Lucas Santos mora no Cazaquistão há quase um ano, país que faz parte da parcela da Ásia relatada na pesquisa, e ele compreende que o Brasil é muito beneficiado pelo Pix e é exemplo nas transações instantâneas, mas aponta que o país não possui uma boa infraestrutura como a dos países asiáticos. “Eu percebo que o Cazaquistão está mais bem desenvolvido que o Brasil no quesito da população estar mais acostumada e mais preparada aos meios digitais, tem a infraestrutura mais bem preparada, tanto da parte da população quanto dos estabelecimentos para poder utilizar meios digitais”, ressalta o brasileiro. 

Relacionado a esse contexto, o relatório da Capgemini reconhece o Brasil como referência mundial, devido à ampla adoção do Pix que continua atingindo novos recordes de utilização, sendo um exemplo do potencial dos pagamentos instantâneos.

Lopes confirma os desafios relacionados à infraestrutura enfrentados pelo país, mas reconhece que o território brasileiro está se destacando quando o assunto é economia digital. “Além do exemplo do Pix, Nubank e outros bancos digitais brasileiros também têm expandido as suas operações, alcançando uma parte cada vez maior da população, promovendo a inclusão financeira de quem antes não possuía acesso a serviços bancários tradicionais. Esses exemplos fazem com que o Brasil seja um dos países que mais avançaram na economia digital”, corrobora o professor. 

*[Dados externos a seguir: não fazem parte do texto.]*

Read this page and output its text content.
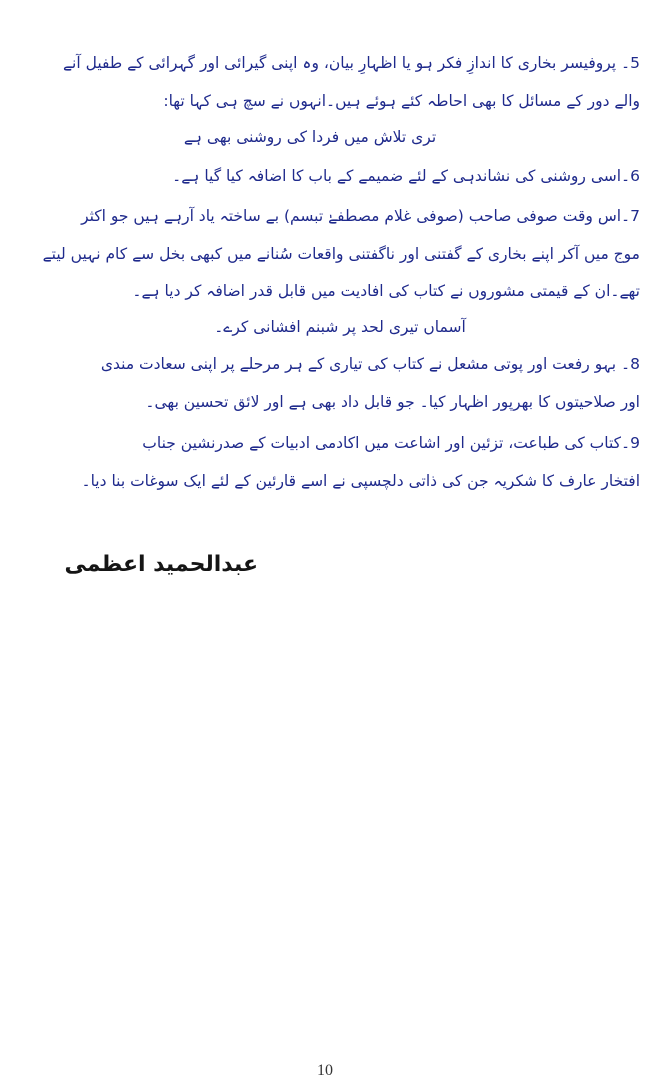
5۔ پروفیسر بخاری کا اندازِ فکر ہو یا اظہارِ بیان، وہ اپنی گیرائی اور گہرائی کے طفیل آنے
والے دور کے مسائل کا بھی احاطہ کئے ہوئے ہیں۔انہوں نے سچ ہی کہا تھا:
تری تلاش میں فردا کی روشنی بھی ہے
6۔اسی روشنی کی نشاندہی کے لئے ضمیمے کے باب کا اضافہ کیا گیا ہے۔
7۔اس وقت صوفی صاحب (صوفی غلام مصطفےٰ تبسم) بے ساختہ یاد آرہے ہیں جو اکثر
موج میں آکر اپنے بخاری کے گفتنی اور ناگفتنی واقعات سُنانے میں کبھی بخل سے کام نہیں لیتے
تھے۔ان کے قیمتی مشوروں نے کتاب کی افادیت میں قابل قدر اضافہ کر دیا ہے۔
آسماں تیری لحد پر شبنم افشانی کرے۔
8۔ بہو رفعت اور پوتی مشعل نے کتاب کی تیاری کے ہر مرحلے پر اپنی سعادت مندی
اور صلاحیتوں کا بھرپور اظہار کیا۔ جو قابل داد بھی ہے اور لائق تحسین بھی۔
9۔کتاب کی طباعت، تزئین اور اشاعت میں اکادمی ادبیات کے صدرنشین جناب
افتخار عارف کا شکریہ جن کی ذاتی دلچسپی نے اسے قارئین کے لئے ایک سوغات بنا دیا۔
عبدالحمید اعظمی
10
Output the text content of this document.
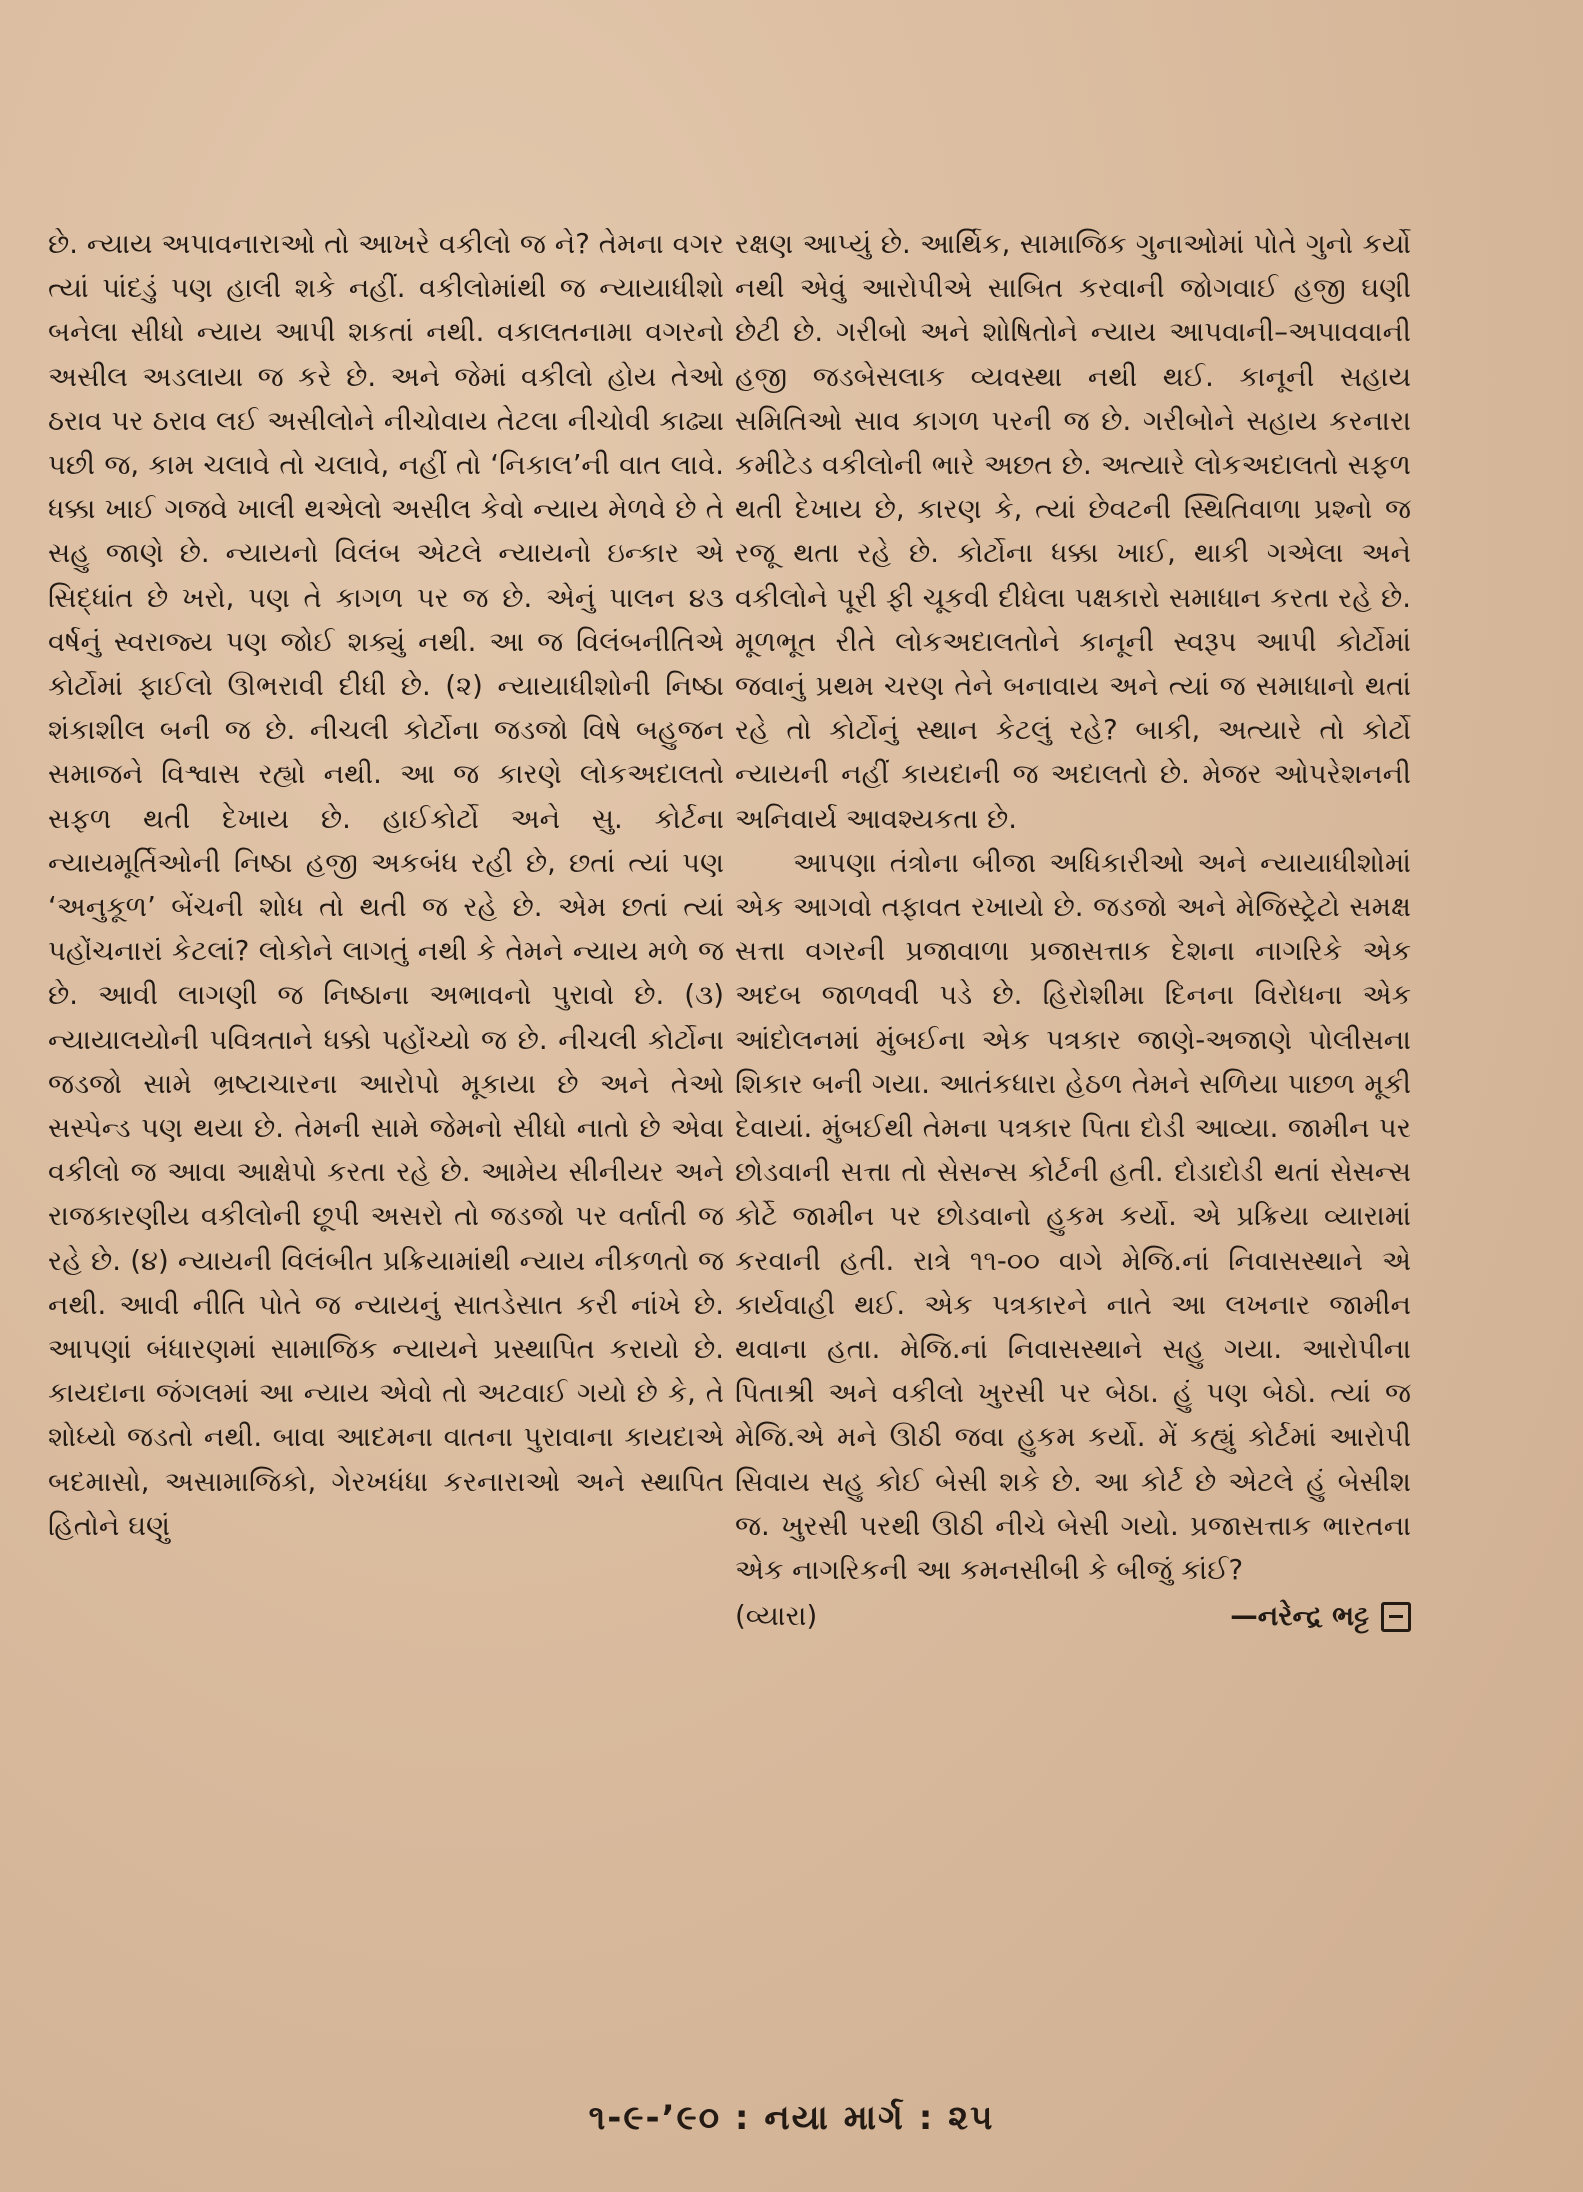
છે. ન્યાય અપાવનારાઓ તો આખરે વકીલો જ ને? તેમના વગર ત્યાં પાંદડું પણ હાલી શકે નહીં. વકીલોમાંથી જ ન્યાયાધીશો બનેલા સીધો ન્યાય આપી શકતાં નથી. વકાલતનામા વગરનો અસીલ અડલાયા જ કરે છે. અને જેમાં વકીલો હોય તેઓ ઠરાવ પર ઠરાવ લઈ અસીલોને નીચોવાય તેટલા નીચોવી કાઢ્યા પછી જ, કામ ચલાવે તો ચલાવે, નહીં તો ‘નિકાલ’ની વાત લાવે. ધક્કા ખાઈ ગજવે ખાલી થએલો અસીલ કેવો ન્યાય મેળવે છે તે સહુ જાણે છે. ન્યાયનો વિલંબ એટલે ન્યાયનો ઇન્કાર એ સિદ્ધાંત છે ખરો, પણ તે કાગળ પર જ છે. એનું પાલન ૪૩ વર્ષનું સ્વરાજ્ય પણ જોઈ શક્યું નથી. આ જ વિલંબનીતિએ કોર્ટોમાં ફાઈલો ઊભરાવી દીધી છે. (૨) ન્યાયાધીશોની નિષ્ઠા શંકાશીલ બની જ છે. નીચલી કોર્ટોના જડજો વિષે બહુજન સમાજને વિશ્વાસ રહ્યો નથી. આ જ કારણે લોકઅદાલતો સફળ થતી દેખાય છે. હાઈકોર્ટો અને સુ. કોર્ટના ન્યાયમૂર્તિઓની નિષ્ઠા હજી અકબંધ રહી છે, છતાં ત્યાં પણ ‘અનુકૂળ’ બેંચની શોધ તો થતી જ રહે છે. એમ છતાં ત્યાં પહોંચનારાં કેટલાં? લોકોને લાગતું નથી કે તેમને ન્યાય મળે જ છે. આવી લાગણી જ નિષ્ઠાના અભાવનો પુરાવો છે. (૩) ન્યાયાલયોની પવિત્રતાને ધક્કો પહોંચ્યો જ છે. નીચલી કોર્ટોના જડજો સામે ભ્રષ્ટાચારના આરોપો મૂકાયા છે અને તેઓ સસ્પેન્ડ પણ થયા છે. તેમની સામે જેમનો સીધો નાતો છે એવા વકીલો જ આવા આક્ષેપો કરતા રહે છે. આમેય સીનીયર અને રાજકારણીય વકીલોની છૂપી અસરો તો જડજો પર વર્તાતી જ રહે છે. (૪) ન્યાયની વિલંબીત પ્રક્રિયામાંથી ન્યાય નીકળતો જ નથી. આવી નીતિ પોતે જ ન્યાયનું સાતડેસાત કરી નાંખે છે. આપણાં બંધારણમાં સામાજિક ન્યાયને પ્રસ્થાપિત કરાયો છે. કાયદાના જંગલમાં આ ન્યાય એવો તો અટવાઈ ગયો છે કે, તે શોધ્યો જડતો નથી. બાવા આદમના વાતના પુરાવાના કાયદાએ બદમાસો, અસામાજિકો, ગેરખધંધા કરનારાઓ અને સ્થાપિત હિતોને ઘણું

રક્ષણ આપ્યું છે. આર્થિક, સામાજિક ગુનાઓમાં પોતે ગુનો કર્યો નથી એવું આરોપીએ સાબિત કરવાની જોગવાઈ હજી ઘણી છેટી છે. ગરીબો અને શોષિતોને ન્યાય આપવાની–અપાવવાની હજી જડબેસલાક વ્યવસ્થા નથી થઈ. કાનૂની સહાય સમિતિઓ સાવ કાગળ પરની જ છે. ગરીબોને સહાય કરનારા કમીટેડ વકીલોની ભારે અછત છે. અત્યારે લોકઅદાલતો સફળ થતી દેખાય છે, કારણ કે, ત્યાં છેવટની સ્થિતિવાળા પ્રશ્નો જ રજૂ થતા રહે છે. કોર્ટોના ધક્કા ખાઈ, થાકી ગએલા અને વકીલોને પૂરી ફી ચૂકવી દીધેલા પક્ષકારો સમાધાન કરતા રહે છે. મૂળભૂત રીતે લોકઅદાલતોને કાનૂની સ્વરૂપ આપી કોર્ટોમાં જવાનું પ્રથમ ચરણ તેને બનાવાય અને ત્યાં જ સમાધાનો થતાં રહે તો કોર્ટોનું સ્થાન કેટલું રહે? બાકી, અત્યારે તો કોર્ટો ન્યાયની નહીં કાયદાની જ અદાલતો છે. મેજર ઓપરેશનની અનિવાર્ય આવશ્યકતા છે.

આપણા તંત્રોના બીજા અધિકારીઓ અને ન્યાયાધીશોમાં એક આગવો તફાવત રખાયો છે. જડજો અને મેજિસ્ટ્રેટો સમક્ષ સત્તા વગરની પ્રજાવાળા પ્રજાસત્તાક દેશના નાગરિકે એક અદબ જાળવવી પડે છે. હિરોશીમા દિનના વિરોધના એક આંદોલનમાં મુંબઈના એક પત્રકાર જાણે-અજાણે પોલીસના શિકાર બની ગયા. આતંકધારા હેઠળ તેમને સળિયા પાછળ મૂકી દેવાયાં. મુંબઈથી તેમના પત્રકાર પિતા દોડી આવ્યા. જામીન પર છોડવાની સત્તા તો સેસન્સ કોર્ટની હતી. દોડાદોડી થતાં સેસન્સ કોર્ટે જામીન પર છોડવાનો હુકમ કર્યો. એ પ્રક્રિયા વ્યારામાં કરવાની હતી. રાત્રે ૧૧-૦૦ વાગે મેજિ.નાં નિવાસસ્થાને એ કાર્યવાહી થઈ. એક પત્રકારને નાતે આ લખનાર જામીન થવાના હતા. મેજિ.નાં નિવાસસ્થાને સહુ ગયા. આરોપીના પિતાશ્રી અને વકીલો ખુરસી પર બેઠા. હું પણ બેઠો. ત્યાં જ મેજિ.એ મને ઊઠી જવા હુકમ કર્યો. મેં કહ્યું કોર્ટમાં આરોપી સિવાય સહુ કોઈ બેસી શકે છે. આ કોર્ટ છે એટલે હું બેસીશ જ. ખુરસી પરથી ઊઠી નીચે બેસી ગયો. પ્રજાસત્તાક ભારતના એક નાગરિકની આ કમનસીબી કે બીજું કાંઈ?

(વ્યારા)	—નરેન્દ્ર ભટ્ટ
૧-૯-’૯૦ : નયા માર્ગ : ૨૫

Incentivos para o crescimento da economia digital

Visando expandir a economia digital para facilitar a vida financeira e diminuir as burocracias, o governo brasileiro implementou algumas medidas estratégicas, como o pagamento digital nos transportes públicos. Em Brasília, desde julho deste ano, o pagamento das passagens de ônibus é realizado exclusivamente pelos meios digitais.

Essa novidade gerou resistência entre os usuários do transporte público, que contestaram a prática com base no Código de Defesa do Consumidor, conforme explicado por Campos durante a reportagem. O Centro Brasiliense de Defesa dos Direitos Humanos alegou em uma representação protocolar que isso exclui pessoas que possuem acesso a uma baixa infraestrutura digital. 

Outras cidades brasileiras, como Belo Horizonte e Campinas, também já adotaram os meios de pagamento digitais para acessar o transporte público. Embora os problemas ainda sejam significativos, a tecnologia e os meios digitais têm sido usados para democratizar o acesso aos serviços bancários e promover a inclusão financeira para milhares de brasileiros.